My mother always said I have big eyes just like my father's... and I've always loved him more than myself.
I remember during the 1994 World Cup, my father called my mother after the first match with Ireland. He said to her:
'Come... I need you.'
We arrived on the day of the Nigeria match and went straight to the resort. When I saw him in the hall, I ran into his arms and said:
'Dad, I missed you... I think I've fallen in love with you.'
At that moment, I believe I won him over forever.
That day, he scored that goal at the end of the match and dedicated it to me. I still imagine how he was looking for me in the stands. Then after the match, I was in his arms. The journalists asked me:
'Your father is the strongest in the world... I know he is the best.'
We always followed him wherever he went. I remember the summer of 2000, my father was working himself to exhaustion in training with his coach. That summer, I went to see him, and I saw the disappointment in his eyes. I realized he could no longer control his knees... he always suffered so much from their pain.

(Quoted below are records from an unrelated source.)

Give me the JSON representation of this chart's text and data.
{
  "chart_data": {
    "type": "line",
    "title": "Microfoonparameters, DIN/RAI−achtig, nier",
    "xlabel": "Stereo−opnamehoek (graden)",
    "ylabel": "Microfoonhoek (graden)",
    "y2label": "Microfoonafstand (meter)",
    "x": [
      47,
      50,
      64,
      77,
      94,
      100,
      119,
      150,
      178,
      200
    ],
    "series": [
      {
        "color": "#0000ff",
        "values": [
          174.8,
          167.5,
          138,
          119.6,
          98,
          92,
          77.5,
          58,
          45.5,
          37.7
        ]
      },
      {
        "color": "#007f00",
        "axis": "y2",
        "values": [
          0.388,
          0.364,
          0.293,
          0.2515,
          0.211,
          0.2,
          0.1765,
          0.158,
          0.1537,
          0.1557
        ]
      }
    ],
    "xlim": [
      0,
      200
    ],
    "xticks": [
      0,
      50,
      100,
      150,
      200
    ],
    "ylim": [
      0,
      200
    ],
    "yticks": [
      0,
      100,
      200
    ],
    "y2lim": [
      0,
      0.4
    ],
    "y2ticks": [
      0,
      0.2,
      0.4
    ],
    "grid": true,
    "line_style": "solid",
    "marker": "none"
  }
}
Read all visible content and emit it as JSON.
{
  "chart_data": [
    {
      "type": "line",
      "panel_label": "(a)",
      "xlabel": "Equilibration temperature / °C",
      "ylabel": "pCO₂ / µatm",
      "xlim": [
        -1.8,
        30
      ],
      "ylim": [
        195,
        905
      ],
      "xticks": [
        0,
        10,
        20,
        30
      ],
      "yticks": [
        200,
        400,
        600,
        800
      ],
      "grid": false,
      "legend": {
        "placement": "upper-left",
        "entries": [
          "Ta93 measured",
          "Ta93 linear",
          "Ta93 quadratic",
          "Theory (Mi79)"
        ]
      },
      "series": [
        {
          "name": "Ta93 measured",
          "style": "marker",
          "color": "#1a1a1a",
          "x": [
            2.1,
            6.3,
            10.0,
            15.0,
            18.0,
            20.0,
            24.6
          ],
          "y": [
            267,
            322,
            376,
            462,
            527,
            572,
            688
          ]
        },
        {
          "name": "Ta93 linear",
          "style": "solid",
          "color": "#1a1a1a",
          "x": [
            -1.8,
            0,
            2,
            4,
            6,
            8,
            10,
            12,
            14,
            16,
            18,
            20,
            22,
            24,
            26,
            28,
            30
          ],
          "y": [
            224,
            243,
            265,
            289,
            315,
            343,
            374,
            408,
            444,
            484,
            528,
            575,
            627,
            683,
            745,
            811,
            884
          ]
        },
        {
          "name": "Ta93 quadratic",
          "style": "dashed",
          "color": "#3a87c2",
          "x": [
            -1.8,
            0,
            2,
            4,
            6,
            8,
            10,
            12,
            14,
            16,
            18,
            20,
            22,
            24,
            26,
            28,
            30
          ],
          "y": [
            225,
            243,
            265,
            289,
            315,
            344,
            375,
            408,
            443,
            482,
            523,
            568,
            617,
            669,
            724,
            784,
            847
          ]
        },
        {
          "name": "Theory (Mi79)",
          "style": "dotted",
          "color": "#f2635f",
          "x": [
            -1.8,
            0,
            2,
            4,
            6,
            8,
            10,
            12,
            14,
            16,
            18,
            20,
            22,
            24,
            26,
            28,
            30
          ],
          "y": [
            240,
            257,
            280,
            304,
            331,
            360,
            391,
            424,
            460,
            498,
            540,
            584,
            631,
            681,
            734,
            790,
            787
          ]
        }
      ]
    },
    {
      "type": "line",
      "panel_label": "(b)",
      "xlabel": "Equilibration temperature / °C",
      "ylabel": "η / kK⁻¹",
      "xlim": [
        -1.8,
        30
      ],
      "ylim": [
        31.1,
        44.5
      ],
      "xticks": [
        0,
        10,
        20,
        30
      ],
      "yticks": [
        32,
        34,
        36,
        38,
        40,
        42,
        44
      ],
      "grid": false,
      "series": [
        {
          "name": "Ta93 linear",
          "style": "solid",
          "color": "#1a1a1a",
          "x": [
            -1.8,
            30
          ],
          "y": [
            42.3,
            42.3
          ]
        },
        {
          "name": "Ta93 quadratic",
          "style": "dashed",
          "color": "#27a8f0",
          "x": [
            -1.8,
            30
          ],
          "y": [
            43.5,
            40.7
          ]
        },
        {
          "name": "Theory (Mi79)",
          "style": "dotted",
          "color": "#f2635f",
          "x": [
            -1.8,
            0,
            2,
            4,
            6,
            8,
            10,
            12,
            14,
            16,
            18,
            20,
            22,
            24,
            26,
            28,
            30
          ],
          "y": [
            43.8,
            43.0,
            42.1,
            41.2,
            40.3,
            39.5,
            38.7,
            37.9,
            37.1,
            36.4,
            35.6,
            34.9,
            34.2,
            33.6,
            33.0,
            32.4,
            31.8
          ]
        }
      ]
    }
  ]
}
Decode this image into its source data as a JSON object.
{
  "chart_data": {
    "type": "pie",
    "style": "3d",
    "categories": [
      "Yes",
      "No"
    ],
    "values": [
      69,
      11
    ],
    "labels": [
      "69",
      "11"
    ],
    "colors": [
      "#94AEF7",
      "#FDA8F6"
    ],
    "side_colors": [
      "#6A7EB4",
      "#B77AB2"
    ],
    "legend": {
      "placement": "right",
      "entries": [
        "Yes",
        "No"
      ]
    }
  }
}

Since he stopped playing, Sundays no longer existed for us. We missed the excitement of seeing him run towards the goal, dribbling past the goalkeeper slowly, then... boom! What joy for every goal he scored. We would scream in madness...
He hasn't played football since his retirement. Even when he plays with us in the garden, he gives up after the second dribble, suffering from severe knee and back pain and fearing injury. One of the things that truly makes me suffer is seeing him broken.
When he was a player, I told him: 'Dad, let's have the surgery, I'll give you my knees, I'll make them titanium, I don't need them.'
He would ask me to stop saying this... but I would have truly given them to him."
-Valentina Baggio, the daughter of Roberto Baggio.